Serious Incident Response Challenge
Because attackers may have enjoyed complete access to victims' networks, incident response experts say cleanup efforts may be substantial. In particular, victims "may need to rebuild all network assets" being monitored by the software, the U.S. Cybersecurity and Infrastructure Security Agency warns.
"Don’t leave any stone unturned," Sean Koessel, head of professional services at memory forensics firm Volexity, told Reuters.
“I could easily see it taking half a year or more to figure out - if not into the years for some of these organizations,” Koessel said.
Earlier this month, Volexity detailed a long-running attack campaign against an unnamed U.S. think tank, which it said was targeted with three waves of attacks by the same attack group, with the third wave involving Sunburst.
Officials Blame Moscow
U.S. Secretary of State Mike Pompeo and recently retired Attorney General Bill Barr have suggested that Russia is responsible for the supply chain attack, with multiple other experts pointing to its foreign intelligence service, or SVR, as the mostly likely culprit. No evidence has been published to back up those assertions.

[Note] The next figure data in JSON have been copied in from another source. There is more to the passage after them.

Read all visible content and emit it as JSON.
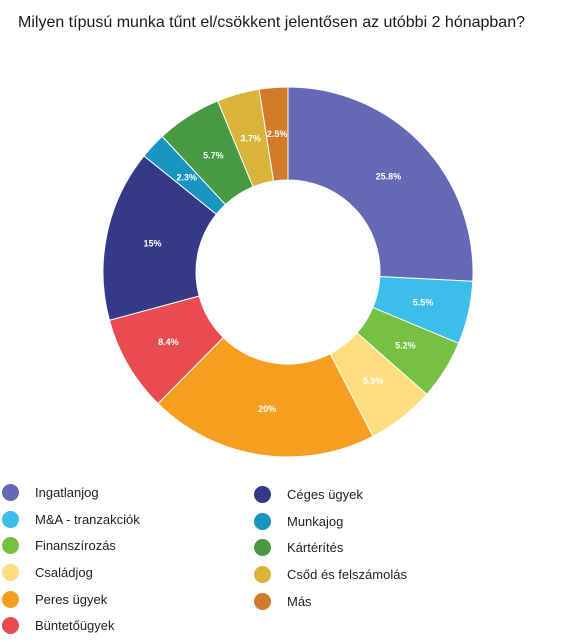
{
  "chart_data": {
    "type": "pie",
    "title": "Milyen típusú munka tűnt el/csökkent jelentősen az utóbbi 2 hónapban?",
    "slices": [
      {
        "name": "Ingatlanjog",
        "value": 25.8,
        "label": "25.8%",
        "color": "#6568b4"
      },
      {
        "name": "M&A - tranzakciók",
        "value": 5.5,
        "label": "5.5%",
        "color": "#3dbde9"
      },
      {
        "name": "Finanszírozás",
        "value": 5.2,
        "label": "5.2%",
        "color": "#76c043"
      },
      {
        "name": "Családjog",
        "value": 5.9,
        "label": "5.9%",
        "color": "#fedd7f"
      },
      {
        "name": "Peres ügyek",
        "value": 20,
        "label": "20%",
        "color": "#f69e1f"
      },
      {
        "name": "Büntetőügyek",
        "value": 8.4,
        "label": "8.4%",
        "color": "#e84c51"
      },
      {
        "name": "Céges ügyek",
        "value": 15,
        "label": "15%",
        "color": "#343a87"
      },
      {
        "name": "Munkajog",
        "value": 2.3,
        "label": "2.3%",
        "color": "#1895c0"
      },
      {
        "name": "Kártérítés",
        "value": 5.7,
        "label": "5.7%",
        "color": "#479a42"
      },
      {
        "name": "Csőd és felszámolás",
        "value": 3.7,
        "label": "3.7%",
        "color": "#d8b43a"
      },
      {
        "name": "Más",
        "value": 2.5,
        "label": "2.5%",
        "color": "#d17a2a"
      }
    ],
    "legend": {
      "left": [
        "Ingatlanjog",
        "M&A - tranzakciók",
        "Finanszírozás",
        "Családjog",
        "Peres ügyek",
        "Büntetőügyek"
      ],
      "right": [
        "Céges ügyek",
        "Munkajog",
        "Kártérítés",
        "Csőd és felszámolás",
        "Más"
      ]
    }
  }
}
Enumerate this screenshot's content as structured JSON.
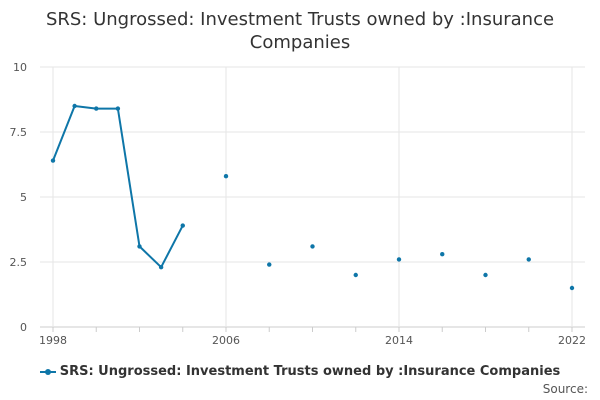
{
  "chart_data": {
    "type": "line",
    "title": "SRS: Ungrossed: Investment Trusts owned by :Insurance Companies",
    "xlabel": "",
    "ylabel": "",
    "xlim": [
      1998,
      2022
    ],
    "ylim": [
      0,
      10
    ],
    "y_ticks": [
      0,
      2.5,
      5,
      7.5,
      10
    ],
    "y_tick_labels": [
      "0",
      "2.5",
      "5",
      "7.5",
      "10"
    ],
    "x_ticks": [
      1998,
      2006,
      2014,
      2022
    ],
    "x_tick_labels": [
      "1998",
      "2006",
      "2014",
      "2022"
    ],
    "grid": true,
    "legend_position": "bottom",
    "series": [
      {
        "name": "SRS: Ungrossed: Investment Trusts owned by :Insurance Companies",
        "color": "#0e76a8",
        "x": [
          1998,
          1999,
          2000,
          2001,
          2002,
          2003,
          2004,
          2006,
          2008,
          2010,
          2012,
          2014,
          2016,
          2018,
          2020,
          2022
        ],
        "values": [
          6.4,
          8.5,
          8.4,
          8.4,
          3.1,
          2.3,
          3.9,
          5.8,
          2.4,
          3.1,
          2.0,
          2.6,
          2.8,
          2.0,
          2.6,
          1.5
        ]
      }
    ]
  },
  "source_label": "Source:"
}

"The question I think we still don't have all the answers to is: Who was their target group?" says retired Gen. Keith Alexander, president of IronNet Cybersecurity, who previously directed the NSA and U.S. Cyber Command.
Moscow denies any involvement.
SolarWinds Promises Security Overhaul
Following the attacks, SolarWinds says it's brought in numerous experts to help shore up its systems and adopted CrowdStrike's Falcon Endpoint Protection Platform "across the endpoints on our systems."
SolarWinds' CEO says his company has also been sharing information with security researchers since the attack was discovered.
"We shared all of our proprietary code libraries that we believed to have been affected by Sunburst to give security professionals the information they needed to do their research," Thompson says. "We also have had numerous conversations with security professionals to further assist them in their research."
SolarWinds' stock value is down 35% since the beginning of the month. Even so, few companies that get breached suffer any long-term consequences (see: Cynic's Guide to the Equifax Breach: Nothing Will Change).